4. Propostas litúrgicas
Confissão de pecados:
Nosso querido Deus e Pai, neste tempo da Quaresma somos lembrados do árduo caminho que Jesus Cristo percorreu até o Calvário. Sabemos que isso aconteceu para a nossa salvação, libertação do mal e perdão de nosso jeito errado de ser. Mesmo assim, também hoje temos que confessar que saber não é o mesmo que fazer. Continuamos a cometer pecados e, por isso, suplicamos pelo perdão através de teu amado Filho Jesus Cristo, nosso Salvador. Amém.
Oração do dia – oração de coleta:
Pai celeste, nós te pedimos agora que nos concedas o teu Santo Espírito, para que corações e mentes, lábios e ouvidos estejam abertos e atentos à tua Palavra.
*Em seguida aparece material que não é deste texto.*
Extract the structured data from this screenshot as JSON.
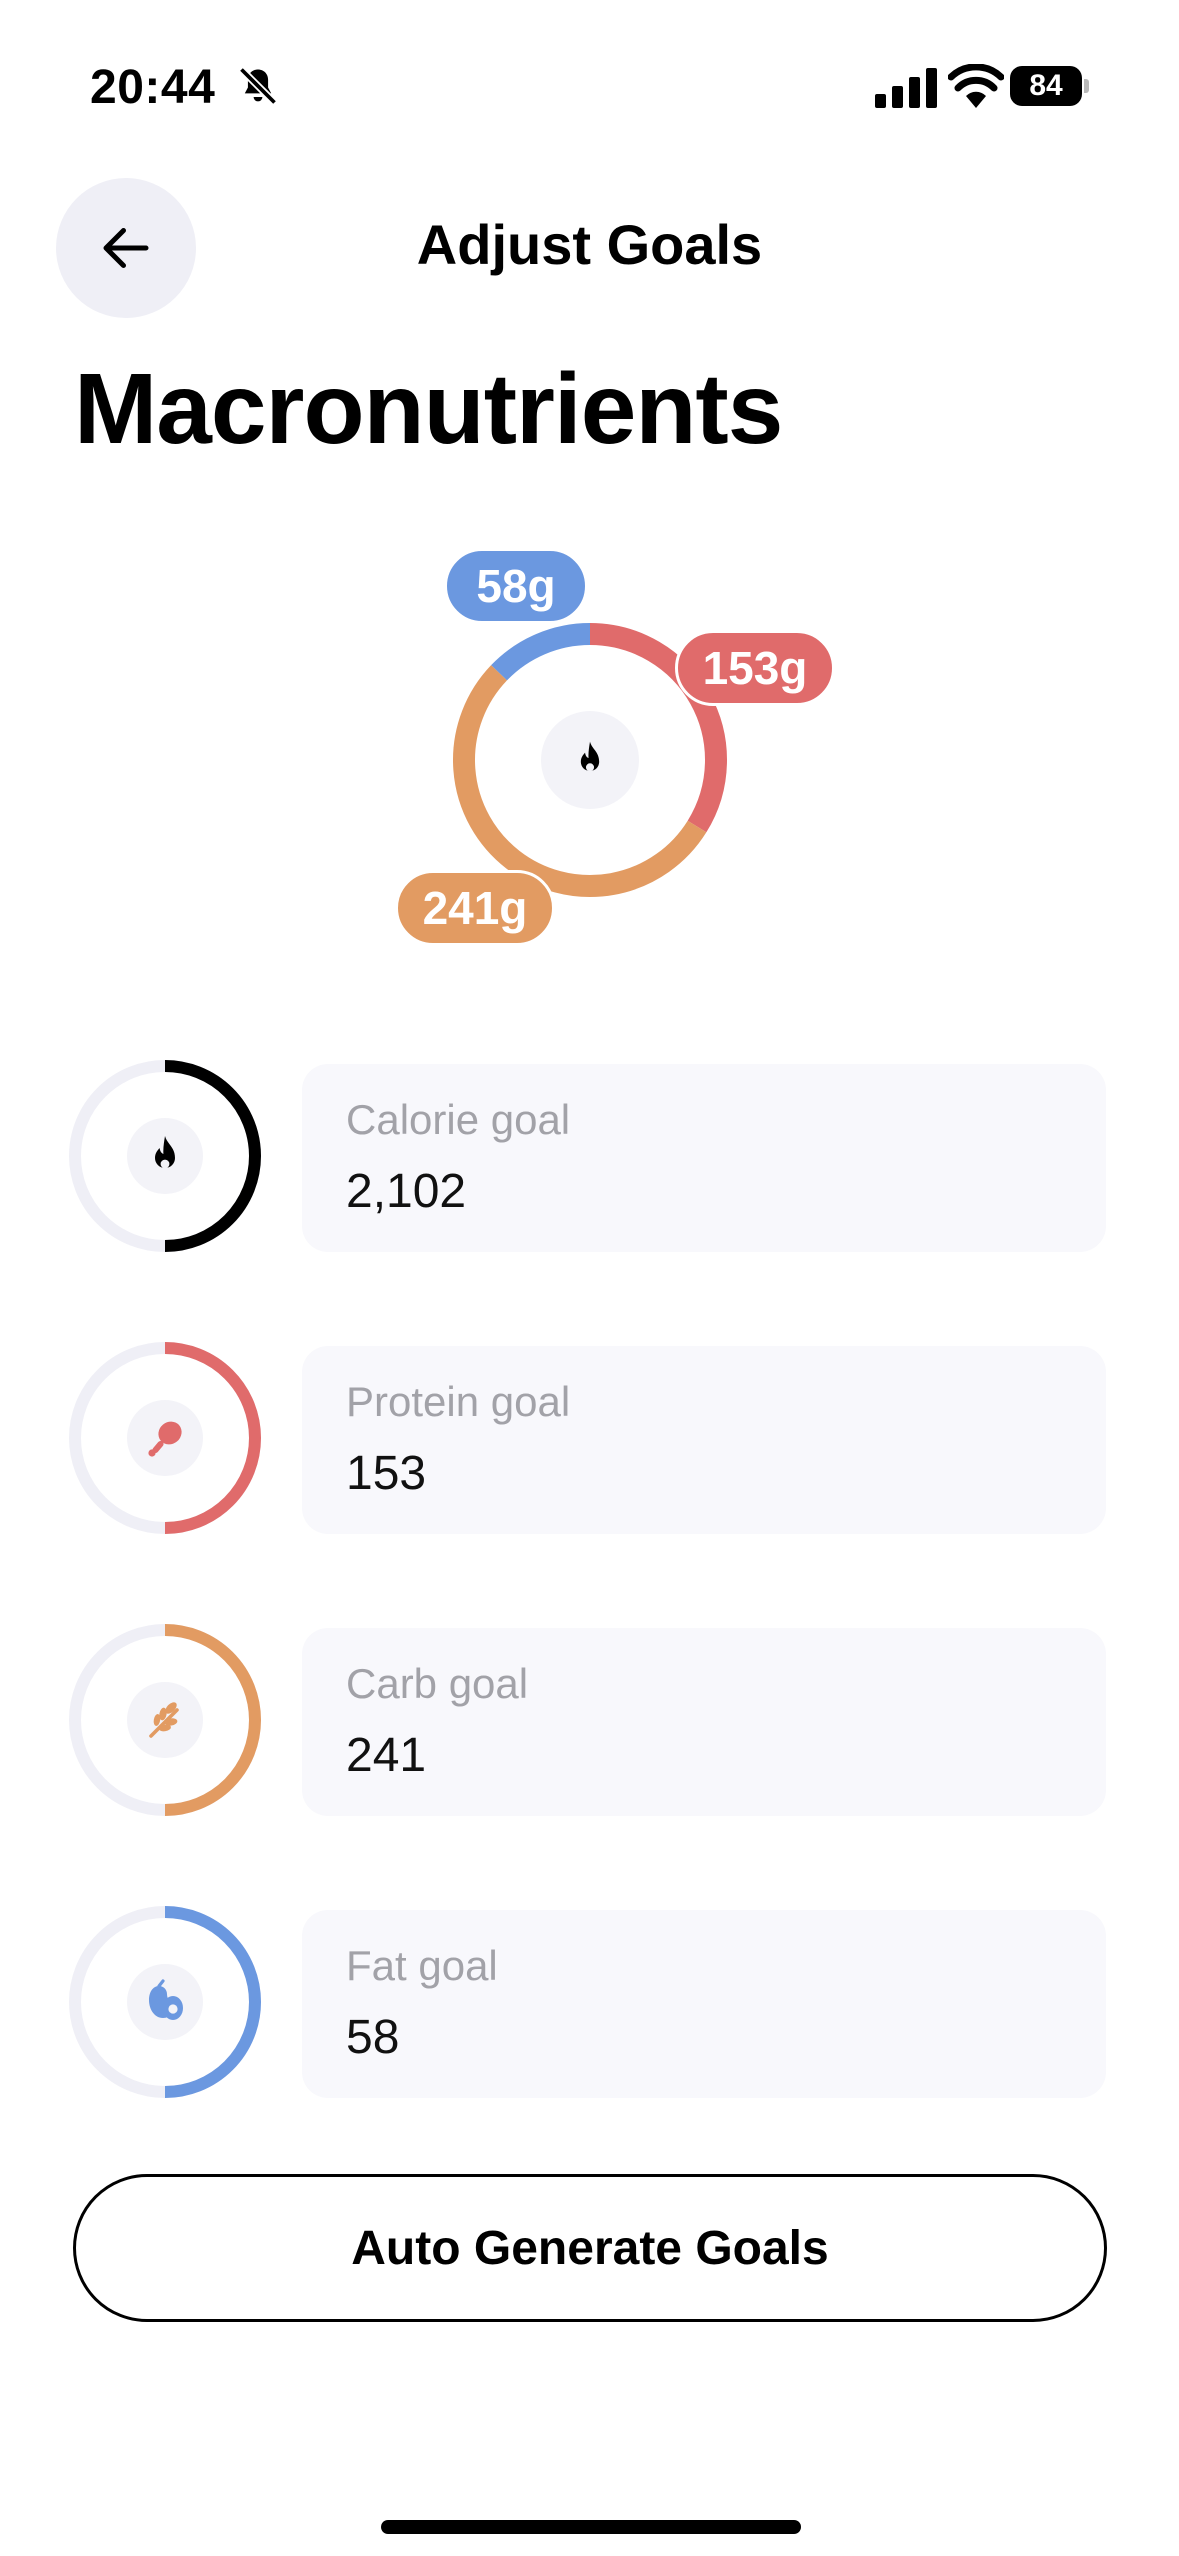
{
  "status_bar": {
    "time": "20:44",
    "battery": "84",
    "icons": [
      "bell-slash-icon",
      "cellular-signal-icon",
      "wifi-icon",
      "battery-icon"
    ]
  },
  "header": {
    "back_icon": "arrow-left-icon",
    "title": "Adjust Goals"
  },
  "page_title": "Macronutrients",
  "chart_data": {
    "type": "donut",
    "center_icon": "flame-icon",
    "slices": [
      {
        "name": "Protein",
        "value": 153,
        "label": "153g",
        "color": "#e06b6b"
      },
      {
        "name": "Carb",
        "value": 241,
        "label": "241g",
        "color": "#e29b62"
      },
      {
        "name": "Fat",
        "value": 58,
        "label": "58g",
        "color": "#6b98e0"
      }
    ]
  },
  "goals": [
    {
      "label": "Calorie goal",
      "value": "2,102",
      "icon": "flame-icon",
      "color": "#000000",
      "ring_fraction": 0.5
    },
    {
      "label": "Protein goal",
      "value": "153",
      "icon": "drumstick-icon",
      "color": "#e06b6b",
      "ring_fraction": 0.5
    },
    {
      "label": "Carb goal",
      "value": "241",
      "icon": "wheat-icon",
      "color": "#e29b62",
      "ring_fraction": 0.5
    },
    {
      "label": "Fat goal",
      "value": "58",
      "icon": "avocado-icon",
      "color": "#6b98e0",
      "ring_fraction": 0.5
    }
  ],
  "auto_generate_label": "Auto Generate Goals"
}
Glorificamos o teu nome e teu Filho, pois a tua glória significa a nossa salvação. Isso provém de teu imenso amor por nós. Muito obrigado, Senhor! Amém.
Oração de intercessão:
Bondoso Deus, querido Pai! O teu imenso amor por nós passou pela dura prova da morte de Jesus Cristo. Não nos deixes esquecer isso! Colocamos sob teus cuidados todas as pessoas que amamos, nossa comunidade, nosso sínodo e nossa igreja. Suplicamos por nosso povo e nossa pátria. Dirige com o teu Santo Espírito todas as autoridades para que cumpram o seu dever de maneira correta, honesta e transparente. Pedimos por tua paz a este mundo conturbado. Com os corações agradecidos e esperançosos dirigimonos a ti com a oração que teu Filho, nosso Salvador, nos ensinou: Pai nosso...
Bibliografia
STRATHMANN, Hermann. Das Evangelium nach Johannes, in: Das Neue Testament Deutsch. 10. ed. Göttingen: Vandenhoeck & Ruprecht, 1963.